We all hope Barack Obama can rebuild the US's place in the world. But will that hope be fulfilled? To answer that, we need to do more than admire the new President. We must go back and look at what's gone wrong during the past eight years, because then can we say whether Obama has what it takes to overcome them.
For me, alas, the answer is no. The challenges to America's global position are not those of mere mismanagement. They arise from a profound mismatch between America's global objectives on the one hand and its power on the other, now and increasingly in the future.
To reconcile that mismatch, Obama needs to define new, more modest and more realistic and achievable objectives for his foreign policy.
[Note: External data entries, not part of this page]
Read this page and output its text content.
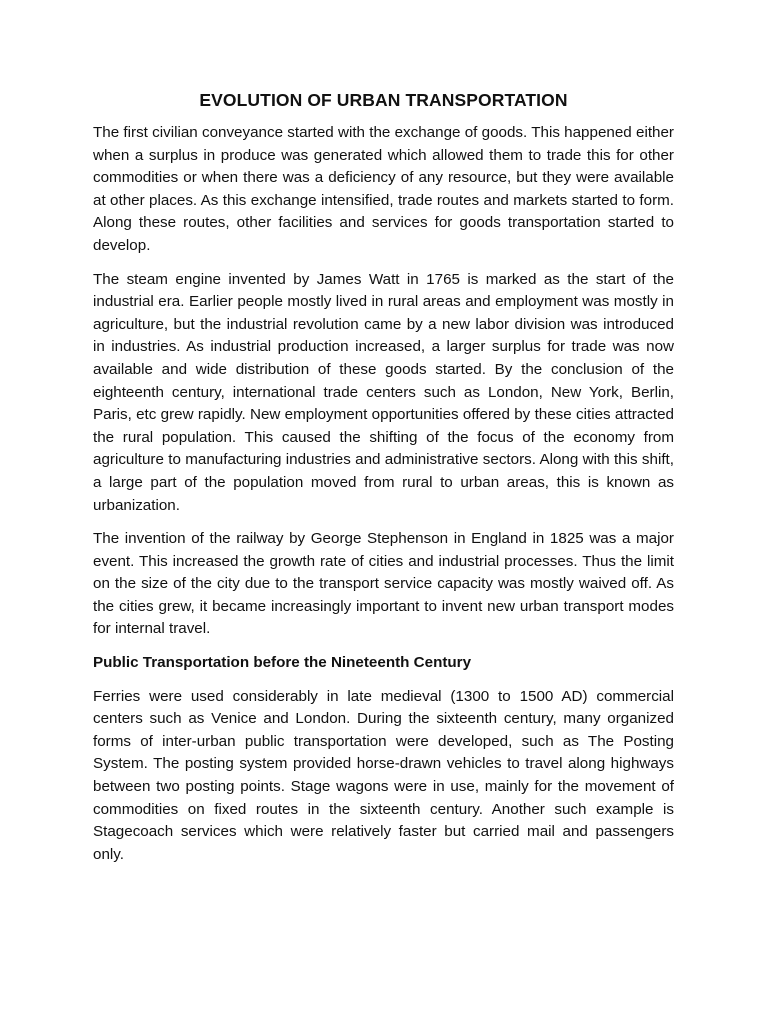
EVOLUTION OF URBAN TRANSPORTATION

The first civilian conveyance started with the exchange of goods. This happened either when a surplus in produce was generated which allowed them to trade this for other commodities or when there was a deficiency of any resource, but they were available at other places. As this exchange intensified, trade routes and markets started to form. Along these routes, other facilities and services for goods transportation started to develop.

The steam engine invented by James Watt in 1765 is marked as the start of the industrial era. Earlier people mostly lived in rural areas and employment was mostly in agriculture, but the industrial revolution came by a new labor division was introduced in industries. As industrial production increased, a larger surplus for trade was now available and wide distribution of these goods started. By the conclusion of the eighteenth century, international trade centers such as London, New York, Berlin, Paris, etc grew rapidly. New employment opportunities offered by these cities attracted the rural population. This caused the shifting of the focus of the economy from agriculture to manufacturing industries and administrative sectors. Along with this shift, a large part of the population moved from rural to urban areas, this is known as urbanization.

The invention of the railway by George Stephenson in England in 1825 was a major event. This increased the growth rate of cities and industrial processes. Thus the limit on the size of the city due to the transport service capacity was mostly waived off. As the cities grew, it became increasingly important to invent new urban transport modes for internal travel.

Public Transportation before the Nineteenth Century

Ferries were used considerably in late medieval (1300 to 1500 AD) commercial centers such as Venice and London. During the sixteenth century, many organized forms of inter-urban public transportation were developed, such as The Posting System. The posting system provided horse-drawn vehicles to travel along highways between two posting points. Stage wagons were in use, mainly for the movement of commodities on fixed routes in the sixteenth century. Another such example is Stagecoach services which were relatively faster but carried mail and passengers only.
This is not the way most Americans, including the new President, see the problem. Instead they blame the previous president. That's understandable enough. George W. Bush used American power so badly it seems natural to blame the setbacks of the past eight years on his errors. But America's problems are much bigger than Bush. His administration was arrogant, cynical, negligent, brutal and incompetent. But even if it had been wise and skilful, the aims Bush set for US policy were simply beyond the scope of US power to deliver, no matter how prudently and persuasively it was applied.
Consider Bush's key objectives: he committed the US to transforming Iraq, to rebuilding Afghanistan, to containing Russia, to disarming North Korea and Iran, and to sustaining US primacy in Asia in the face of China's rise.
He has failed in all of them, but would anyone else have done better? Bush's incompetence created America's problems in Iraq, but none of these other challenges are his fault. And no one - certainly not the new President - has any persuasive ideas about what new things the US can do to fix them that differ much from Bush's plans, or have any better prospects for success.